For a moment, Kate only gazed at the other woman, because the scowl on her face was interesting and Kate knew well the power of an awkward silence.

But all Caradine did was continue to scowl, without saying a word. Which was very unusual in the average civilian with no experience being interrogated by law enforcement. Then again, out here in remotest Alaska, people tended toward prickly and uncooperative by nature. It didn’t make them criminals.

“What is your relationship to Alaska Force?” Kate asked crisply when it was clear the silence wasn’t going to prod the other woman into revealing anything.

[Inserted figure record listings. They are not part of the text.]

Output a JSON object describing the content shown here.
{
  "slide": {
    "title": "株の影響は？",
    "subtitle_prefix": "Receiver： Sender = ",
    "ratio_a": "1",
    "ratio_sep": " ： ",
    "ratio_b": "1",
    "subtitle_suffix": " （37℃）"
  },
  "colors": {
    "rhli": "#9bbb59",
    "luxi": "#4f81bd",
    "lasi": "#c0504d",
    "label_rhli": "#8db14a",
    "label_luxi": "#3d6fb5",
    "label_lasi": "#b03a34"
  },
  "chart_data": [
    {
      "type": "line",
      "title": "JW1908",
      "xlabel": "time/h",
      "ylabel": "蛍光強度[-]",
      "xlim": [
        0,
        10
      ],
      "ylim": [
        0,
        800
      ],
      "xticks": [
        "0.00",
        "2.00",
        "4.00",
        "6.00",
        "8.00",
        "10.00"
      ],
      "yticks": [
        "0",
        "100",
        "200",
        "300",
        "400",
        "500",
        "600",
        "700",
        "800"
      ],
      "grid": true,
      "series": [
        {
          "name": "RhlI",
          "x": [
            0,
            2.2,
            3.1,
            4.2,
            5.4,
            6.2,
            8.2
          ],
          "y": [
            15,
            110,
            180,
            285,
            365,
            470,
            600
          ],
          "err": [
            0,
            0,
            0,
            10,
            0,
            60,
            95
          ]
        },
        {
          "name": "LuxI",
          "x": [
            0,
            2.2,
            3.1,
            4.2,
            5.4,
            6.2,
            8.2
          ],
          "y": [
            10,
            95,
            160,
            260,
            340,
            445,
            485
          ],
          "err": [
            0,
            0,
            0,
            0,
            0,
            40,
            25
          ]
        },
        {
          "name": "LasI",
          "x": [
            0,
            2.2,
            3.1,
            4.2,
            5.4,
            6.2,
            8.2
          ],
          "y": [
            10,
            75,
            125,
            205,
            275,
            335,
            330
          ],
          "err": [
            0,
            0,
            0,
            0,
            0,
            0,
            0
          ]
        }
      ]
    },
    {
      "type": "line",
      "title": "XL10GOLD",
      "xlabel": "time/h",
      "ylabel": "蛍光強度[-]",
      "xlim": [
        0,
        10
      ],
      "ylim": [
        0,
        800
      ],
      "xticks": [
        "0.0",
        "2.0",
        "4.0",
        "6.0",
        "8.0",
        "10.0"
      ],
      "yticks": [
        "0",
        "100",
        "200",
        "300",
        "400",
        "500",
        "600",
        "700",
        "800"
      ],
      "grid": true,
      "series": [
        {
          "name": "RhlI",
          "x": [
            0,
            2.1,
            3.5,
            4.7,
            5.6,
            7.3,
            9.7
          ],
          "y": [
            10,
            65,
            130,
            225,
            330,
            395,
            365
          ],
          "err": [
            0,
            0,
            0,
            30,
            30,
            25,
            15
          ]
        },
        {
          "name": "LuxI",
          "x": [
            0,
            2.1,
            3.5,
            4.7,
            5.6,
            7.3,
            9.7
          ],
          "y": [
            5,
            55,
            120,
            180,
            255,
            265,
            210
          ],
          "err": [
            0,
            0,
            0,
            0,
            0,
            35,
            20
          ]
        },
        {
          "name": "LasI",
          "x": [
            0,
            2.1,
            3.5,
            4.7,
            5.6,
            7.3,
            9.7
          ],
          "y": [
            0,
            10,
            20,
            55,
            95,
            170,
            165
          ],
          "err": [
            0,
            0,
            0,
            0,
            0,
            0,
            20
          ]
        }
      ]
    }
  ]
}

If possible, the scowl on Caradine’s face deepened. “I would never call anything between me and them arelationship.”

“Call it whatever you like. What is the nature of it?”

Caradine looked as if she’d swallowed something sour. “I run a café in a very small village. They live in and around the same small village, and they eat at my café. The end.”

“Mr. Cross mentioned that you opened today, just for him. Or did I misinterpret something?”

Caradine crossed her arms, and Kate wondered if she knew that the gesture on her looked belligerent more than defensive. She suspected she did know. But Caradine’s surliness didn’t bother her. Alaskans weren’t always fit for human interaction. It was a side effect of living in the midst of so much relentless nature. Besides, while many people came to Alaska for a job or because they loved the idea of all that nature, Alaska was also a place a lot of folks came to disappear.

Kate would stake her reputation on the likelihood that Caradine was one of the latter.

She studied the café owner carefully. Caradine, which Kate very much doubted was the name she’d been born with, was a beautiful woman, though she clearly preferred to downplay that fact. Her dark hair was pulled back in a careless ponytail that looked as if she’d slept in it. There wasn’t a trace of makeup on her face, her nail polish was black and chipped, and the jeans she wore were at least a size too big. Her baggy T-shirt used a cartoon fox in place of a curse and the apron she wore wrapped around her waist looked about as battered as her jeans. And of course, there was the deeply prickly body language turning all those things into a deliberate suit of armor.

But it was the wary, combative light in the other woman’s eyes that made the back of Kate’s neck itch.

“If someone in the village calls and asks me to open,I usually do,” Caradine said flatly. “That’s just part and parcel of the service I provide to my friends and neighbors.”